Because most of the interconnect logic resides in NIUs that are close to their respective IP blocks, fewer gates are required to place for the interconnect itself.

NoC Transport Layer
NoC technology enables a transport layer to deals exclusively with packets. Only a limited amount of information in packet headers needs to be examined in order to determine the required transport operations. The transport layer can safely ignore the specifics of the transactions being managed at its own level. By doing so, the transport layer has simplified the hardware required for switching and routing functions, and enabled higher operating frequencies.

In short, the interconnect topology is made of simple elements that operate independently without global control requirements. Specific packet handling techniques guarantee quality of service or bandwidth. Optimization can be performed locally on specific routes, without affecting the NoC interconnect as a whole.

NoC Physical Layer
The physical layer defines how packets are actually transmitted between NoC units. Various link types with different capabilities, such as transport links, globally asynchronous/locally synchronous (GALS) links for longer distances, or Chip-to-Chip links, have been employed. Separate transaction and transport layers make it possible to change links, or their characteristics, without affecting the other layers. Because all connections are point-to-point, high fan-out nets are prevented, resulting in improved performance and easier routing.

Compared to prior interconnect implementations, the Arteris NoC interconnect fabric required fewer connections and wires, was easier for chip designers to use, and simplified timing closure.

NoC technology: The SoC interconnect fabric standard for today, and the future
The largest and most complex chips today utilize NoC on-chip interconnect fabrics and many of these chips have achieved volume leadership in some of the highest growth segments in the industry, such as mobile application processors and LTE modems. This is because NoC technology has resolved the wire routing congesting and timing closure challenges in SoC design, making it easier for designers to create multiple chips based upon a single chip “platform.” Its use has allowed developers to eliminate many back-end delays and has accelerated time to market. Using NoC technology also results in smaller chips that have greater throughput, smaller die size, and lower power consumption.

The trend towards greater functional integration within SoCs will drive more and more chip designs to use NoC technology. Today, software programming model simplification is driving a need for cache coherence between initiators within chips. To tackle this challenge, chip designers need to implement cache coherence between initiators that are distributed far and wide around the floorplan of a device. As chips like application processors for mobile devices grow in complexity, area, and transistor count, the need for an advanced interconnect fabric becomes more urgent. Distributed cache coherent interconnect fabrics will be the fourth era in the history of interconnect technology.

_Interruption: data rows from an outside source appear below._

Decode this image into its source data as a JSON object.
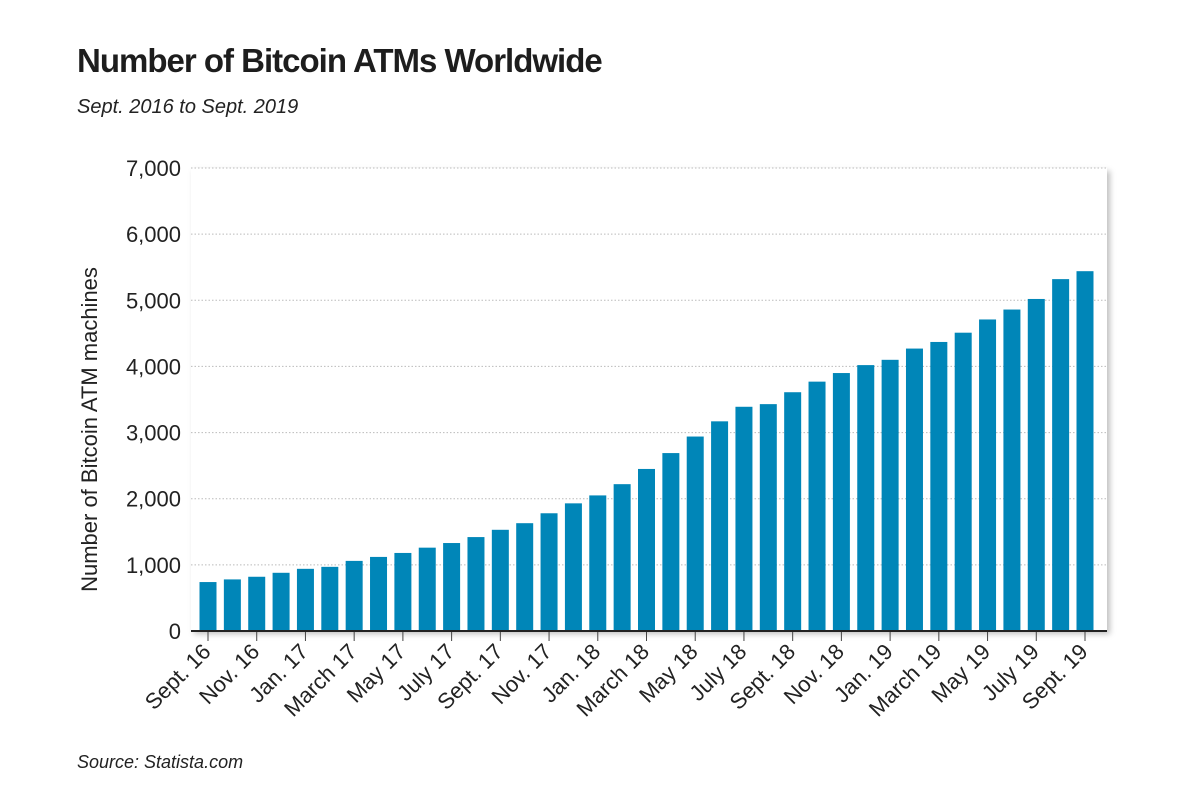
{
  "title": "Number of Bitcoin ATMs Worldwide",
  "subtitle": "Sept. 2016 to Sept. 2019",
  "source": "Source: Statista.com",
  "chart_data": {
    "type": "bar",
    "title": "Number of Bitcoin ATMs Worldwide",
    "subtitle": "Sept. 2016 to Sept. 2019",
    "xlabel": "",
    "ylabel": "Number of Bitcoin ATM machines",
    "ylim": [
      0,
      7000
    ],
    "yticks": [
      0,
      1000,
      2000,
      3000,
      4000,
      5000,
      6000,
      7000
    ],
    "ytick_labels": [
      "0",
      "1,000",
      "2,000",
      "3,000",
      "4,000",
      "5,000",
      "6,000",
      "7,000"
    ],
    "grid": "horizontal dotted",
    "color": "#0086b8",
    "categories": [
      "Sept. 16",
      "",
      "Nov. 16",
      "",
      "Jan. 17",
      "",
      "March 17",
      "",
      "May 17",
      "",
      "July 17",
      "",
      "Sept. 17",
      "",
      "Nov. 17",
      "",
      "Jan. 18",
      "",
      "March 18",
      "",
      "May 18",
      "",
      "July 18",
      "",
      "Sept. 18",
      "",
      "Nov. 18",
      "",
      "Jan. 19",
      "",
      "March 19",
      "",
      "May 19",
      "",
      "July 19",
      "",
      "Sept. 19"
    ],
    "values": [
      740,
      780,
      820,
      880,
      940,
      970,
      1060,
      1120,
      1180,
      1260,
      1330,
      1420,
      1530,
      1630,
      1780,
      1930,
      2050,
      2220,
      2450,
      2690,
      2940,
      3170,
      3390,
      3430,
      3610,
      3770,
      3900,
      4020,
      4100,
      4270,
      4370,
      4510,
      4710,
      4860,
      5020,
      5320,
      5440
    ]
  }
}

Many companies developing SoCs believe they are adding value by developing their own interconnect IP in-house. History shows us that this IP often lags behind the state-of-the-art. History also demonstrates that SoC performance, cost, size and time-to-market suffer when the interconnect technology lags behind that of the CPUs, GPUs, media processing engines and I/O. All of the IP blocks on the chip need to work together for optimum throughput. This decade, however, things are changing as more emphasis is placed on the SoC interconnect fabric.

—Kurt Shuler is vice president of marketing at Arteris.